Hayatımızın üçte birinde ayrı bir âlemde yaşıyoruz.
Rüyadan bahsedeceksek önce uykuyu anlamalıyız. Uyku, vücudumuzun önemli bir fonksiyonudur. Bedenin dinlenmesini sağlarken, hücresel düzeyde yenilenmek ve hayatta kalmak için olmazsa olmazdır. Ortalama bir insan hayatının üçte birini uykuda geçirir. Uyku, ilk dört evre ve REM evresi olmak üzere temel olarak beş evreden oluşur. Uykuya geçiş ve derin uyku bu evlerde gerçekleşir ama biz hatırladığımız rüyaların büyük kısmını REM evresinde görürüz. Evre 1 uykuya hazırlık evresidir. Ardından motor belleğin, hareket ve davranışla öğrenilen bilgilerin belleğe aktarıldığı Evre 2 gelir. Evre 2, uykunun yüzde 45-55’ini oluşturur. Derin uykunun başladığı Evre 3’te ise organizma kendini dinlendirir, yenilenir. İyi bir dinlenme için uykunun yüzde 20-25’ini Evre 3’ün oluşturması gerekir. Kalan yüzde 20-23’lük dönemi ise REM uykusu oluşturur. Rüya içeriğine bağlı olarak göz hareketlerinin olduğu REM döneminde, vücuttaki tüm kaslar felçtir. Bu evrenin en önemli özelliği beyin fonksiyonlarının uyanıklıktaki kadar fazla olmasıdır.
Rüyanın bilimi
İnsanlık tarihinde rüyalarla ilgili anlatı ve izler, beş bin yıl kadar geriye uzanıyor. Görece yakın tarihte rüyalarla ilgili ilk bilimsel çıkarımları yapan kişi Sigmund Freud’dur. Yayınladığı “Rüyaların Yorumu” başlıklı makalesinde Freud, rüyaların ve özellikle de anlamlı olan rüyaların beynin fonksiyonlarıyla alakalı olduğunu ileri sürdü. Bugün rüyanın bedenden ayrı bir olay olmadığını; beyindeki sıradan biyokimyasal tepkimelerin bir ürünü olduğunu düşünüyoruz. Evrimsel bakış açısı rüyaların, canlıların hayatta kalabilmeleri için bir işlevi olduğu görüşünü savunur. Mesela birçok insan rüyasında yüksekten düştüğünü görerek irkilerek uyanmıştır. Bu davranış, ağaçlarda uyuyan ve gece ağaçtan düşerek ölüm tehlikesi atlatan atalarımızın genlerinin bizlere aktarılmasıyla açıklanır. Genel görüş, uyanan ve rüya gören zihnin bilişsel kapasiteleri açısından farklı olduğu yönündeyse de, rüya gören zihnin uyanık zihninki ile benzer bir bilişsel kapasiteye sahip olduğunu gösteren çok fazla çalışma mevcut. Bunlara göre rüya gören zihin, uyanık bilinçte olduğu kadar iradeli ve rasyonel olabilir. Başlığımızda da vurgu yaptığımız üzere rüya fiziksel olarak da henüz tam olarak çözümlenememiş bir olgudur. Genel kabul, rüya esnasında beynin birçok bölgesinin aynı anda aktif olduğu yönündedir. Bu durum, rüyanın fizyolojik olarak önemli görevler üstlendiğinin bir kanıtı olarak da ifade edilebilir. Hem deneyimlerin aktarılması hem de elde edilen bilgilerin kaydedilmesinde rüyaların rol oynağı birçok çalışmada ortaya konmuştur. Tıpkı insanlar gibi hayvanların da rüya görme yetisine sahip olması, konunun biyolojik yönünün anlaşılması için önemlidir.
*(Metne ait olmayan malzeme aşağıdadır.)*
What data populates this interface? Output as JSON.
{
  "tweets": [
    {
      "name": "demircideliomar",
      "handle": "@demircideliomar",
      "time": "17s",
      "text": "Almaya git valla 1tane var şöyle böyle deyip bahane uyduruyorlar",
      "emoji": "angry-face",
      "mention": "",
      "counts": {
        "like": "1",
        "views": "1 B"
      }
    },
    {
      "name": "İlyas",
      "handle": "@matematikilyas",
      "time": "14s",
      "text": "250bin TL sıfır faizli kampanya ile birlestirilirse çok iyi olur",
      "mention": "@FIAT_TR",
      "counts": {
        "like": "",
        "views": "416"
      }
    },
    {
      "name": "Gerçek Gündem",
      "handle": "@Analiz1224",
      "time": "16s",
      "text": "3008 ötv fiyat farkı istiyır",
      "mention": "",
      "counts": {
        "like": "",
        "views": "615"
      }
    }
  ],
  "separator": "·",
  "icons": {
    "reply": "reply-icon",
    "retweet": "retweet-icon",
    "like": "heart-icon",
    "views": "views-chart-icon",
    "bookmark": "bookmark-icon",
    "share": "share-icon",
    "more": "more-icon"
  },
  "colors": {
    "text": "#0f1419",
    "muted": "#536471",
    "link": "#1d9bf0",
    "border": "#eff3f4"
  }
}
Günümüzde diğer hayvanların da biz insanlar gibi rüya gördüğünden eminiz. Bugüne kadar yunuslardan maymunlara, köpeklere, kedilere, farelere, fillere ve ufak kemirgenlere kadar birçok memelide rüya-benzeri davranışlar gözlenmiştir.
Temel işlevler
Rüyanın canlıların yaşamındaki rolüne ilişkin birçok teori mevcut. Bunlardan başlıcalarını sıralamak gerekirse:
Hafıza oluşturma: Rüya görme, genel olarak hafızanın pekiştirilmesiyle ilişkilendirilen bir uyku fenomeni. Bu durum, özellikle bilgileri hatırlamayı güçlendirmede önemli bir bilişsel işlev görebileceğini düşündürüyor.
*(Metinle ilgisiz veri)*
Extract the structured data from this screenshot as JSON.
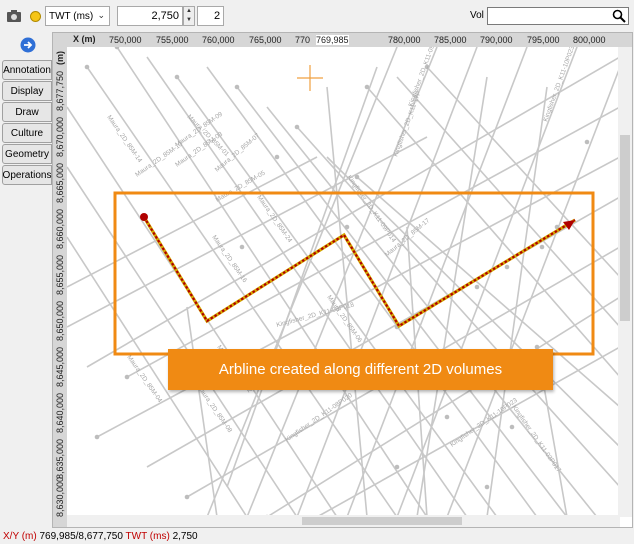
{
  "toolbar": {
    "domain_value": "TWT (ms)",
    "time_value": "2,750",
    "step_value": "2",
    "vol_label": "Vol",
    "vol_value": ""
  },
  "sidebar": {
    "tabs": [
      {
        "label": "Annotation"
      },
      {
        "label": "Display"
      },
      {
        "label": "Draw"
      },
      {
        "label": "Culture"
      },
      {
        "label": "Geometry"
      },
      {
        "label": "Operations"
      }
    ]
  },
  "map": {
    "x_axis_title": "X (m)",
    "y_axis_title": "(m)",
    "x_ticks": [
      "750,000",
      "755,000",
      "760,000",
      "765,000",
      "770",
      "769,985",
      "780,000",
      "785,000",
      "790,000",
      "795,000",
      "800,000"
    ],
    "y_ticks": [
      "8,677,750",
      "8,670,000",
      "8,665,000",
      "8,660,000",
      "8,655,000",
      "8,650,000",
      "8,645,000",
      "8,640,000",
      "8,635,000",
      "8,630,000"
    ],
    "line_labels": [
      "Maura_2D_85M-01",
      "Maura_2D_85M-03",
      "Maura_2D_85M-05",
      "Maura_2D_85M-07",
      "Maura_2D_85M-09",
      "Maura_2D_85M-10",
      "Maura_2D_85M-12",
      "Maura_2D_85M-14",
      "Maura_2D_85M-16",
      "Maura_2D_85M-24",
      "Maura_2D_85M-06",
      "Maura_2D_85M-08",
      "Maura_2D_85M-17",
      "Maura_2D_85M-04",
      "Kingfisher_2D_K11-17P",
      "Kingfisher_2D_K11-09P014",
      "Kingfisher_2D_K11-03P018",
      "Kingfisher_2D_K11-08P020",
      "Kingfisher_2D_K11-10P023",
      "Kingfisher_2D_K11-03P017",
      "Kingfisher_2D_K11-10P023",
      "Kingfisher_2D_K11-09P016"
    ],
    "callout_text": "Arbline created along different 2D volumes",
    "colors": {
      "survey_lines": "#c8c8c8",
      "arbline": "#c8a000",
      "arbline_core": "#b00000",
      "box": "#f08a13",
      "callout_bg": "#f08a13"
    }
  },
  "status": {
    "xy_label": "X/Y (m)",
    "xy_value": "769,985/8,677,750",
    "twt_label": "TWT (ms)",
    "twt_value": "2,750"
  }
}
Duyguları işleme: Farklı hayali bağlamlarda duygularla bağlantı kurma ve bunları prova etme yeteneği, beynin duyguları yönetme yönteminin bir parçası olabilir.
Zihinsel temizlik: Rüya görme anları, beynin eksik, hatalı veya gereksiz bilgileri ortadan kaldırarak sistemi ‘düzenleme’ yolu olabilir.
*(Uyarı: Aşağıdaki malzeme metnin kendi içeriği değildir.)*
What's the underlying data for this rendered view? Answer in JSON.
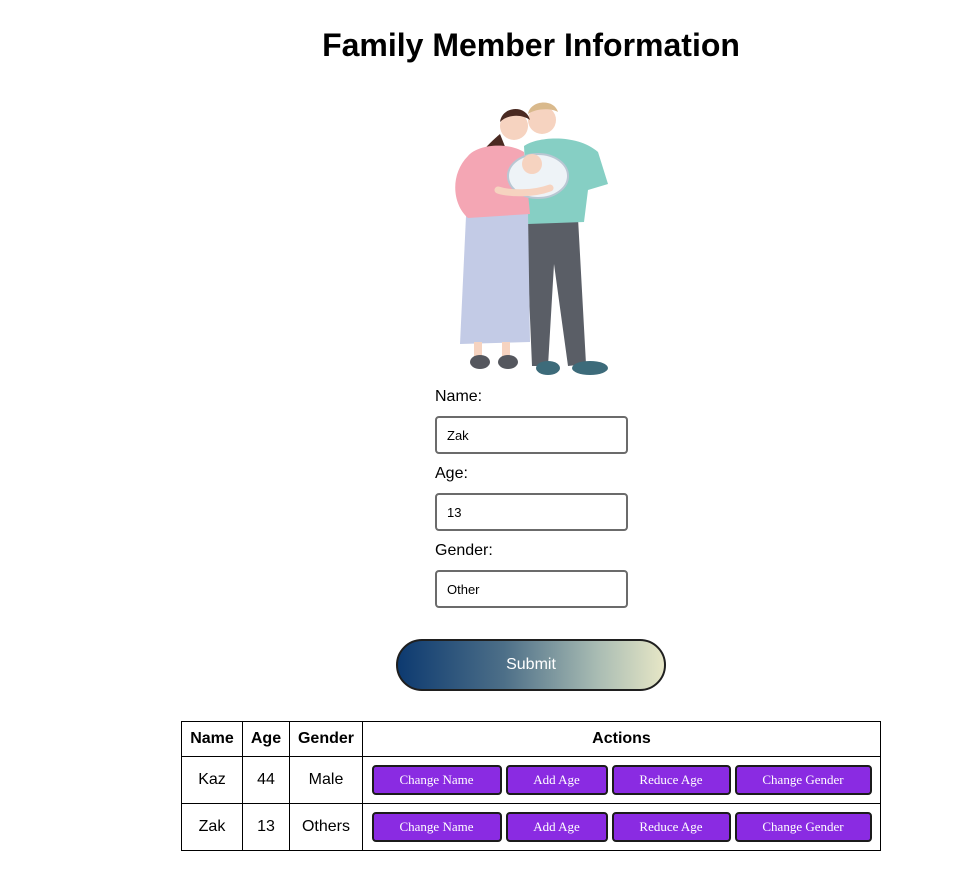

Anlık tekrar: Rüyalar, yaşanan son olayların gözden geçirildiği ve analiz edildiği, çarpıtılmış bir anlık tekrar biçimi olabilir.
Önemsiz beyin aktivitesi: Bu görüşe göre rüya görmek, uykunun temel bir amacı veya anlamı olmayan bir yan ürünüdür.